Image courtesy Pexels
A report by Kaspersky says that the Moonbounce malware was created by a hacker group called APT41. CSOOnline reports that the group is suspected to have ties with the Chinese government. The notorious cyberespionage group has also been involved in cybercrime campaigns around the world for a decade. The Russian antivirus maker notes that the firmware bootkit was first spotted in Spring 2021, and that it is more advanced than the 2 previous malware of its kind, LoJax and MosaicRegressor. That said the new malware has only been found once so far.
Note: Many people, and even OEMs refer to the UEFI as BIOS, while they’re technically and functionally different, the latter is the more popular term since it has been around for longer. Call it what you will, but both terms relate to the interface used to access and modify the motherboard’s firmware settings.
How does Moonbounce gain access to the UEFI?
Moonbounce targets the CORE_DXE in the firmware, and runs when the UEFI boot sequence is started. The malware then intercepts certain functions to implant itself in the operating system, and phones home to a command and control server. This then results in a malicious payload being delivered remotely, to neutralize the system’s security.
The attack takes place when a firmware component is modified by the malware. The hackers can use it to spy on users, archive files, gather network information, etc. Interestingly, Kaspersky’s report mentions that it was unable to trace the infection on the hard drive, meaning it ran in the memory without relying on files.

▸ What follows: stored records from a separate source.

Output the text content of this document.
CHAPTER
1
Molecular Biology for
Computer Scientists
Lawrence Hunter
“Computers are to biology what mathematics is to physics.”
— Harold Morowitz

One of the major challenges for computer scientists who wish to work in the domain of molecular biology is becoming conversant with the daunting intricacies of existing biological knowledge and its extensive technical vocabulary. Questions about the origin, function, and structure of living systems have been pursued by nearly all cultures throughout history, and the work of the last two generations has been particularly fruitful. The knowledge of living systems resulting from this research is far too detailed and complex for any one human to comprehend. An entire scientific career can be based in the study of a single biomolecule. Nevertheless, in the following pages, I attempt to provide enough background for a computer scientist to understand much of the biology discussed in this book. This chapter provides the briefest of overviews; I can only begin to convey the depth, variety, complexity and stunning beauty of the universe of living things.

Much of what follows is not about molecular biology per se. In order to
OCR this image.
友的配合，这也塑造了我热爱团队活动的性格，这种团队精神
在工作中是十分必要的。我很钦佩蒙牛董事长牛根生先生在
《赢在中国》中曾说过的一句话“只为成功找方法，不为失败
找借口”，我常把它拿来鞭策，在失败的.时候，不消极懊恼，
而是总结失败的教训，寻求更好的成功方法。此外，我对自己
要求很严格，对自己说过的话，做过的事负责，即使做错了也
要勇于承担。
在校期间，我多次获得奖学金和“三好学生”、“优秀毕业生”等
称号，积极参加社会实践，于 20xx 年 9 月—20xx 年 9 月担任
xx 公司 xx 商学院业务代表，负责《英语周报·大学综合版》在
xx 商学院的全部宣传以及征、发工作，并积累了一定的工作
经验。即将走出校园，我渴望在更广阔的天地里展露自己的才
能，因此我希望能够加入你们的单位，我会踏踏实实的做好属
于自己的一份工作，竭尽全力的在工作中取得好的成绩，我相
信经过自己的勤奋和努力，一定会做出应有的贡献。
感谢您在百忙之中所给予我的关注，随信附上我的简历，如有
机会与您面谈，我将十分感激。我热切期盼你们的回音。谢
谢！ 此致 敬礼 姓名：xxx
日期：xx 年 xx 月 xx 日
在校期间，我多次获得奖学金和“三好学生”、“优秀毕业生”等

UEFI rootkits can be tricky to remove since antivirus programs are ineffective outside the operating system, but it is not impossible to remove such infections from the motherboard.
How to prevent UEFI rootkits?
There are a few simple ways to prevent UEFI malware such as Moonbounce, the first step is to enable Secure Boot. Could this be the reason why Microsoft made TPM 2.0 a requirement for Windows 11? Here’s a relevant video where a Microsoft Security Expert outlines the importance of UEFI, Secure Boot, TPM, etc., and how they are effective in combating malware. Adding a password to access the UEFI will block unauthorized firmware updates, thus giving you an extra layer of protection. If you hadn’t enabled secure boot or a password, i.e., if everything goes south, you can always reflash the UEFI to get rid of the pesky malware. Tip courtesy: reddit
Go to your motherboard (or laptop) manufacturer’s website and search for the specific model that you have, check if it has an updated version that you can flash. Double-check the information to see if the motherboard model matches the one given on the website, because flashing the wrong firmware can brick your system. You should also avoid using driver updater programs, and instead rely on Windows Updates and your vendor’s site to keep the drivers up-to-date.